Crises électorales en Afrique, le pdt de CJUR-Togo appel les chefs d’Etat africains à un changement de paradigme

José Amoussou

Les parcours électoraux sur le continent africain sont marqués par de multiples crises ses dernières années. Une évidence partagée par le président de la coalition Jeunesse Unie pour la Renaissance ,José Amoussou Kpéto qui s’indigne devant de telle propension surtout en un moment où le monde entier est secoué par la double crise ;sanitaire et économique .Dans un manifeste ,cet acteur de la société civile connu sous ses prises de position pragmatique cri sa désolation et interpelle les Chefs d’Etats africains à un changement de paradigme dans les pratiques politiques sur le continent pour économiser au continent ces crises à répétition qui sapent ses prévisions .Les cas béninois ,Sénégalais et Tchadien sont révélateurs d’une politique tentaculaire aux élans rébarbatifs qu’il faut à tout prix désamorcer.

Au Benin,Reckya Madougou, dont la candidature pour la présidentielle du 11 avril avait été invalidée, a été arrêtée le 2 mars à l’issue d’un meeting à Porto-Novo. Elle est poursuivie pour « association de malfaiteurs et terrorisme »

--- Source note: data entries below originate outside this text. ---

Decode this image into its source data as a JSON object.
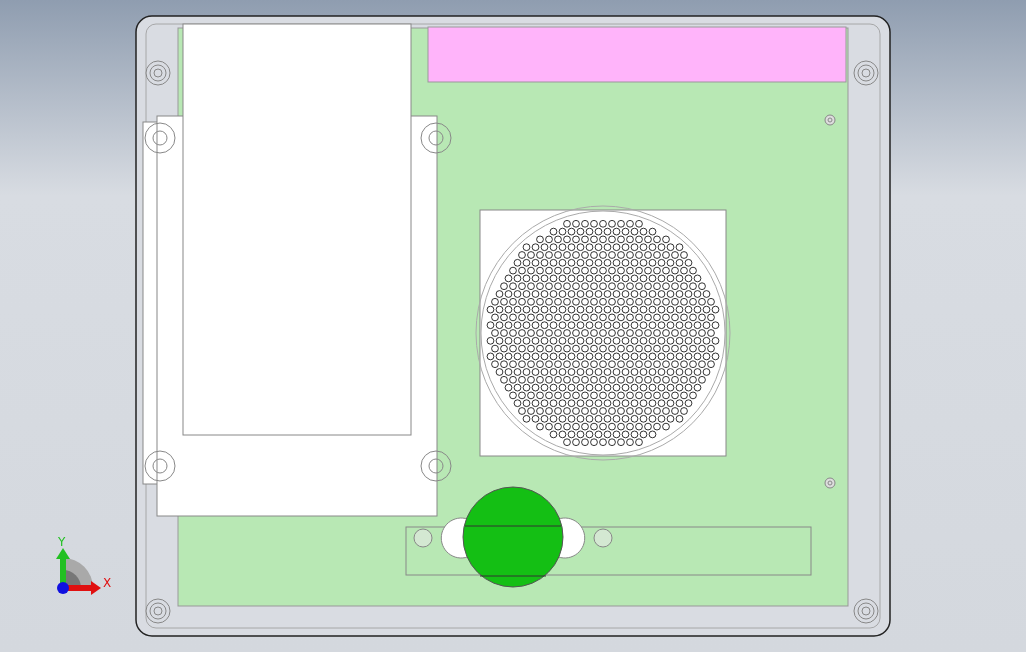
{
  "viewport": {
    "axis_labels": {
      "y": "Y",
      "x": "X"
    }
  }
}
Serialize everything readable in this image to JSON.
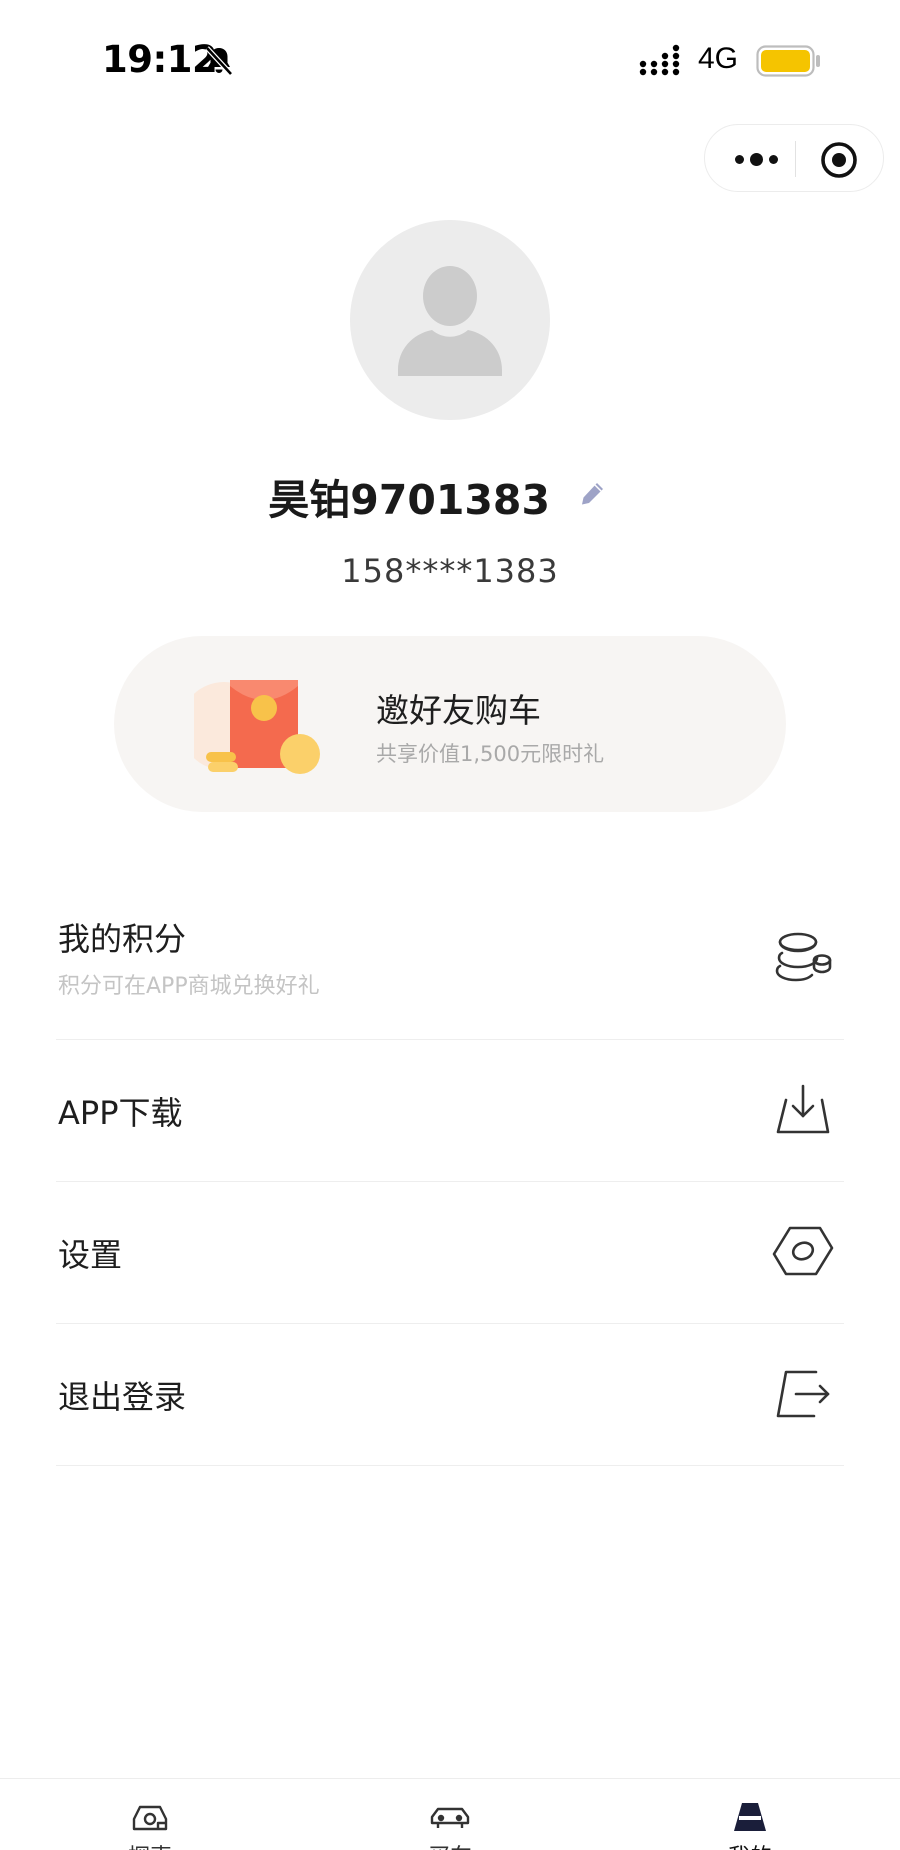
{
  "status_bar": {
    "time": "19:12",
    "network": "4G",
    "battery_color": "#f5c400"
  },
  "capsule": {
    "more_icon": "more-dots-icon",
    "close_icon": "target-close-icon"
  },
  "profile": {
    "avatar_icon": "default-avatar-icon",
    "name": "昊铂9701383",
    "phone": "158****1383"
  },
  "invite": {
    "title": "邀好友购车",
    "subtitle": "共享价值1,500元限时礼",
    "accent": "#f26a4a"
  },
  "menu": {
    "points": {
      "title": "我的积分",
      "subtitle": "积分可在APP商城兑换好礼",
      "icon": "coins-icon"
    },
    "download": {
      "title": "APP下载",
      "icon": "download-icon"
    },
    "settings": {
      "title": "设置",
      "icon": "hexagon-settings-icon"
    },
    "logout": {
      "title": "退出登录",
      "icon": "logout-icon"
    }
  },
  "bottom_nav": {
    "items": [
      {
        "label": "探索",
        "icon": "explore-icon"
      },
      {
        "label": "买车",
        "icon": "car-icon"
      },
      {
        "label": "我的",
        "icon": "profile-tab-icon",
        "active": true
      }
    ]
  }
}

 José Amoussou réagissant sur cette arrestation  a signifié que la CJUR-Togo n’a pas pour vocation de juger, et encore moins d’être partisan, devant telle ou telle situation survenue dans tel ou tel pays Africain.

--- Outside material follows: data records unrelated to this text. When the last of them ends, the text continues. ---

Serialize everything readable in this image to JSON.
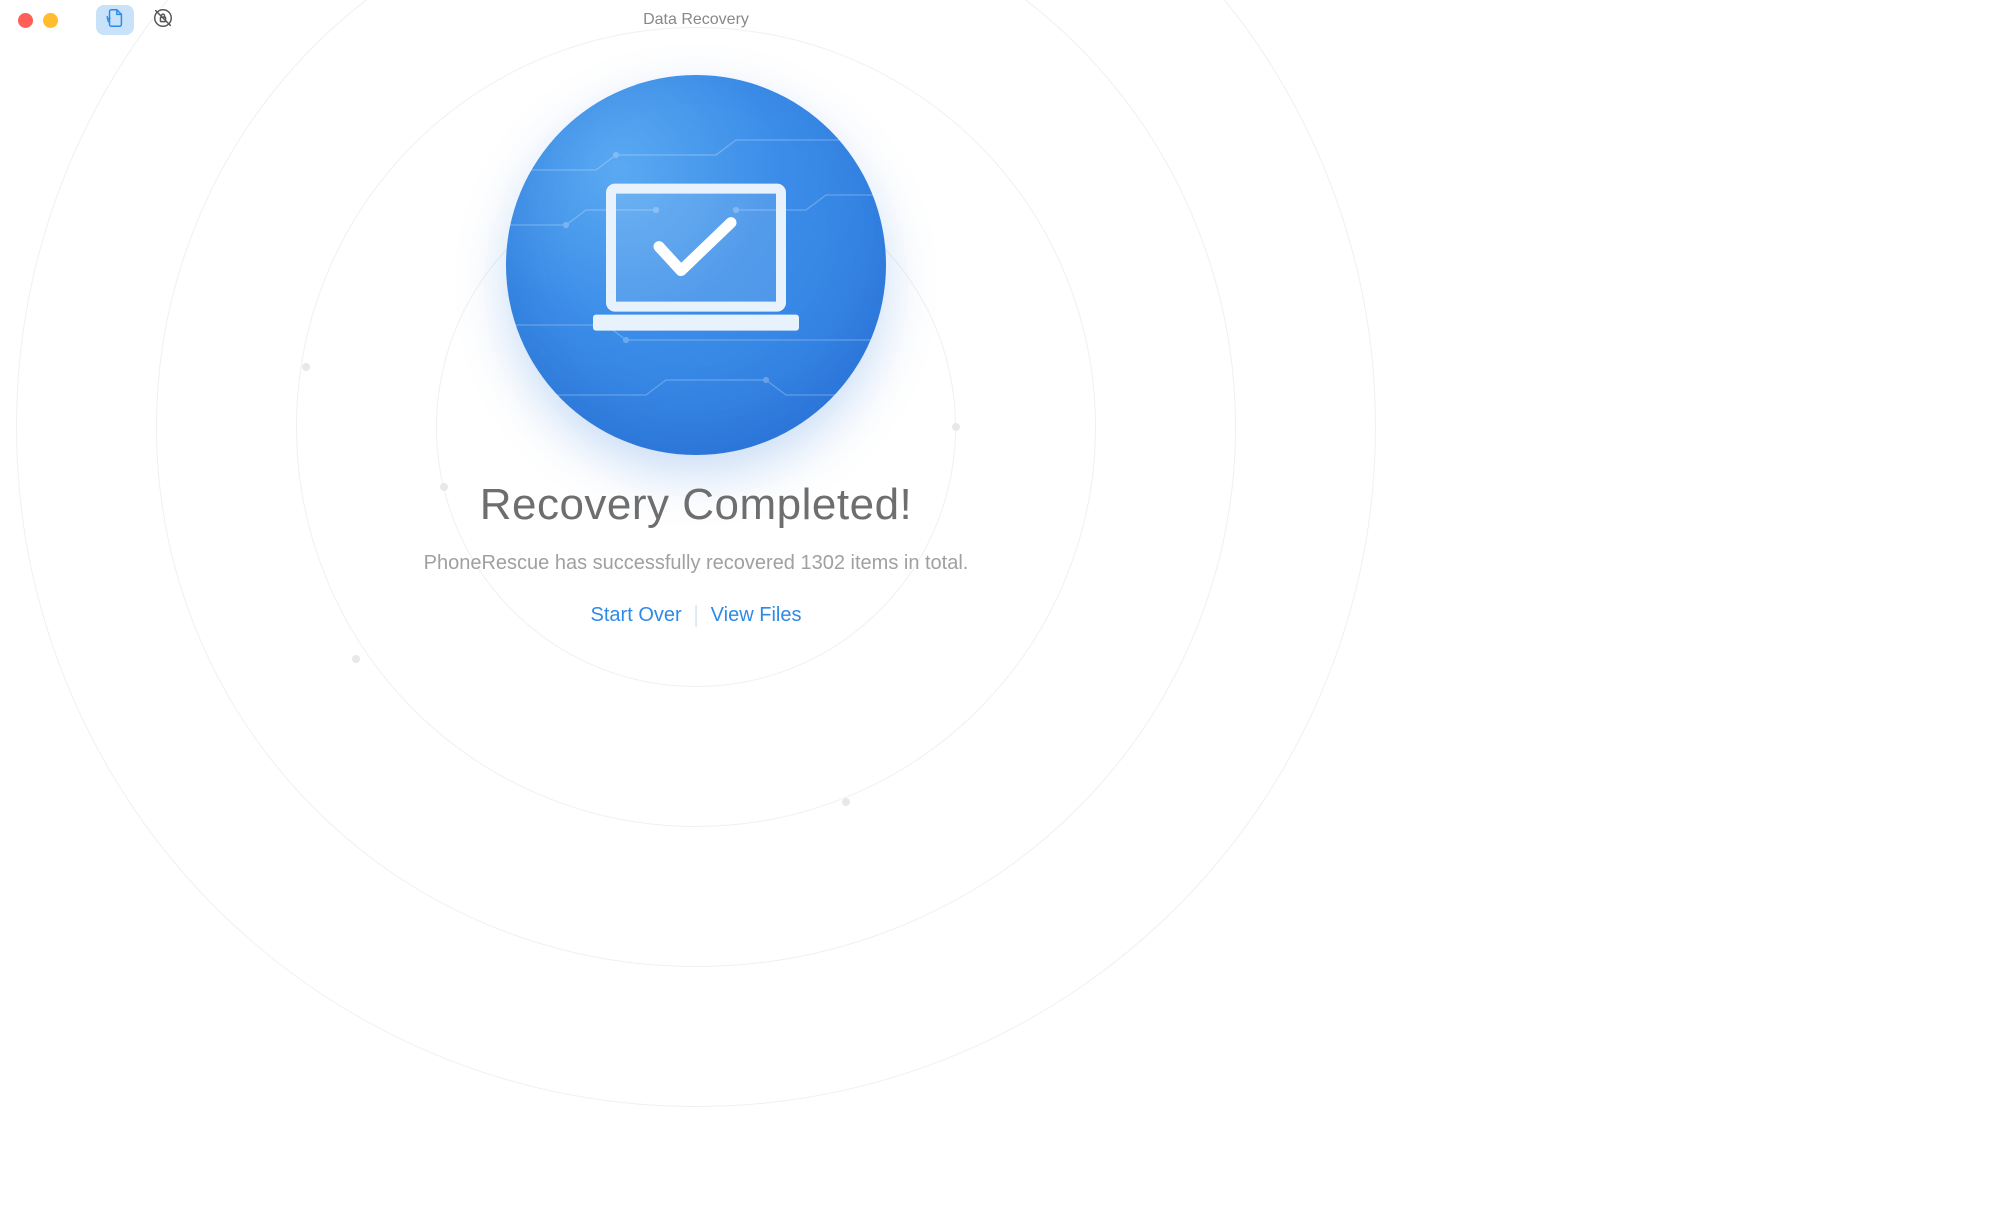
{
  "window": {
    "title": "Data Recovery"
  },
  "toolbar": {
    "recovery_icon": "data-recovery-icon",
    "lock_icon": "lock-restore-icon"
  },
  "main": {
    "headline": "Recovery Completed!",
    "subtext": "PhoneRescue has successfully recovered 1302 items in total.",
    "recovered_count": 1302
  },
  "actions": {
    "start_over": "Start Over",
    "view_files": "View Files"
  },
  "colors": {
    "accent": "#2f8ae6",
    "hero_gradient_start": "#5aa9f2",
    "hero_gradient_end": "#2d7ae0",
    "text_muted": "#a0a0a0",
    "text_heading": "#6e6e6e"
  }
}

Selon lui, L’ancienne ministre Béninoise, Reckya Madougou est connue pour défendre, certes avec conviction et force, l’évolution des Démocraties en général en témoigne sa présence sur plusieurs panels panafricains et n’a jamais admis aucun acte abject sur le continent.

« Pratiques d’un autre temps »

Toutefois, comment imaginer que cette responsable politique puisse aller jusque s’engager dans une campagne de déstabilisation de l’Etat et de l’ordre public, par des moyens détournés, jusqu’à provoquer son arrestation le 3 Mars à l’issue d’une réunion de son parti, les Démocrates ? N’y aurait-il pas dans ce pays également, le Bénin, comme on a pu y assister dans d’autres récemment, en périodes électorales, un manquement à la pratique démocratique, voire aux atteintes aux Droits humains ? On peut se poser la question.

« Les populations Africaines ne laisseront pas leurs dirigeants s’enliser dans des pratiques d’un autre temps a fait remarquer José Amoussou… Espérons en cet avenir de l’Afrique »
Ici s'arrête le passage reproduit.